Maybe that will dispel all this quietness

Karl Eliasberg conducting the Saint Petersburg Philharmonic Orchestra during the siege of Leningrad on 9 August 1942

In September of 1941, the Soviet city of Leningrad was encircled by Nazi forces in a brutal siege that would last until January 1944 and result in the deaths of nearly a million civilians. The relentless blockade led to devastating food and fuel shortages, and the merciless Russian winter only intensified the suffering.
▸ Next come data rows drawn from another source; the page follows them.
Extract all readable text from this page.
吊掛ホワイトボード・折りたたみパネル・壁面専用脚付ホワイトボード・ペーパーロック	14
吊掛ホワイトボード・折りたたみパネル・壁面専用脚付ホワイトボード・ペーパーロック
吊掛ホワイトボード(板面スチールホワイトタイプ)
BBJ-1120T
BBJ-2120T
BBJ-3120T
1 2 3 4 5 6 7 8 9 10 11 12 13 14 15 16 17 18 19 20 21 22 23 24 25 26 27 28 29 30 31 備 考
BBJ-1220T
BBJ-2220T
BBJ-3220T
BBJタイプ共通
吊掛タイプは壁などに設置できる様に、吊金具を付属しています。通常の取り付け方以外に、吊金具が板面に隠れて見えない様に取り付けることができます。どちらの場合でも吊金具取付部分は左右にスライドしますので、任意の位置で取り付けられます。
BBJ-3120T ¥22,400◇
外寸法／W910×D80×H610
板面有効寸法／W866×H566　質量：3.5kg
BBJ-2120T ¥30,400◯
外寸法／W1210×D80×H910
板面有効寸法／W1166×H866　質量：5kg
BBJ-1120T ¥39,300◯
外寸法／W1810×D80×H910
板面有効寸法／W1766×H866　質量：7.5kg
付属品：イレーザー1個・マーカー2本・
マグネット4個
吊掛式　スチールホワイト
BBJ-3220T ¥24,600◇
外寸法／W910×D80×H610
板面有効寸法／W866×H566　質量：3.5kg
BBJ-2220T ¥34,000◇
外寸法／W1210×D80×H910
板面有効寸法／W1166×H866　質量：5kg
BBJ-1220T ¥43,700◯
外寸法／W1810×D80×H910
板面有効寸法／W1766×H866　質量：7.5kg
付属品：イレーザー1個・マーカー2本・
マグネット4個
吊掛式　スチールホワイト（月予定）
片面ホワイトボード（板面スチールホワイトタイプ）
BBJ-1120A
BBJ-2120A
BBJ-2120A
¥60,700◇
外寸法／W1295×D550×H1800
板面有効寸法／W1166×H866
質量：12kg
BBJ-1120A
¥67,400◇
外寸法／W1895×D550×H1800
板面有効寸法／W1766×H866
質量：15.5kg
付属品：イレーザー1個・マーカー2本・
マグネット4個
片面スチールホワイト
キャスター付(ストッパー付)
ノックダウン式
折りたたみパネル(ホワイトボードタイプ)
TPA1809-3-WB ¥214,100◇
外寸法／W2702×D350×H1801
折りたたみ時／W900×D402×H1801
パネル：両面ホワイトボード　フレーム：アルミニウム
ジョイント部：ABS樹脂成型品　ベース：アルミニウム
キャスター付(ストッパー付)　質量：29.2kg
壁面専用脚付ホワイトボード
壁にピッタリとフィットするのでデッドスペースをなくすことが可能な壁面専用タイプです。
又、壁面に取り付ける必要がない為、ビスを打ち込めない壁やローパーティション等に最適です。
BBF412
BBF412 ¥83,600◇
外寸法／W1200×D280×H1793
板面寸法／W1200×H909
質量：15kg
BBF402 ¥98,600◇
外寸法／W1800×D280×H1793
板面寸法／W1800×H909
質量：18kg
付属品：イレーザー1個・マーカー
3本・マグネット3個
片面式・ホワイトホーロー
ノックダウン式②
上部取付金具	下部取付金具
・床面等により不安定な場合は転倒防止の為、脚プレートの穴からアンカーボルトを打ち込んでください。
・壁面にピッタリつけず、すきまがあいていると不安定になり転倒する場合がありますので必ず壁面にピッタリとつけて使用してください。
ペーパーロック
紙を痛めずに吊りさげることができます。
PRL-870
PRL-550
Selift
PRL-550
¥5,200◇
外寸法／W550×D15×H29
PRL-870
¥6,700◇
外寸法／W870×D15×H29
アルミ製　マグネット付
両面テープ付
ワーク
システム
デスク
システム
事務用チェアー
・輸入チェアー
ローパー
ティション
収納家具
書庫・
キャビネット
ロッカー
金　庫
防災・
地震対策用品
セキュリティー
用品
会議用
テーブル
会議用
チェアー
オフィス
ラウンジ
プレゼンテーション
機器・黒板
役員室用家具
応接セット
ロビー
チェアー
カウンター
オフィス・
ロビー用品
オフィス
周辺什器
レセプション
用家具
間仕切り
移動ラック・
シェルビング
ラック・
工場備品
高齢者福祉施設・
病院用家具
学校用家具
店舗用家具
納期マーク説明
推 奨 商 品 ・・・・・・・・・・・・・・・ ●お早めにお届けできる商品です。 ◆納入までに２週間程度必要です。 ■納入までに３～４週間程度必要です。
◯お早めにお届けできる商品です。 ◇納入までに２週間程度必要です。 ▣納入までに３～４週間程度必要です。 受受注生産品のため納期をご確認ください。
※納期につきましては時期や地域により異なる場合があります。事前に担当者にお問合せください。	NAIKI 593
Desperation permeated every corner of the city as residents were driven to extremes to survive, even resorting to tragic acts of cannibalism in the darkest days. One person who lived in Leningrad through the siege was poet Vera Inber, who kept a diary throughout the ordeal. This entry came a year into the blockade, capturing the eerie stillness of a city on the brink, yet also highlighting the hope and defiance symbolised by an upcoming performance of Dmitri Shostakovich’s Seventh Symphony, played by a starving orchestra.

The Diary Entry

7th August, 1942. Midnight

The city is quiet and deserted to an extent that is shattering. Even the kitchen gardens hurt. The vegetables aren’t growing as they should, the cabbage seedlings weren’t thinned out. So huge, absurd leaves are growing without any body. They have such a bitter taste that even our hospital horses refuse to eat them. People carry away these tragic leaves, these shattered hopes, in the tram.

Quiet. Even the shelling has stopped. How can anyone write in such a city! It was easier even under the bombing. And what is it going to be like next winter?

On the 9th Shostakovich’s Seventh Symphony is going to be performed in the Philharmonic Hall. Maybe that will dispel all this quietness.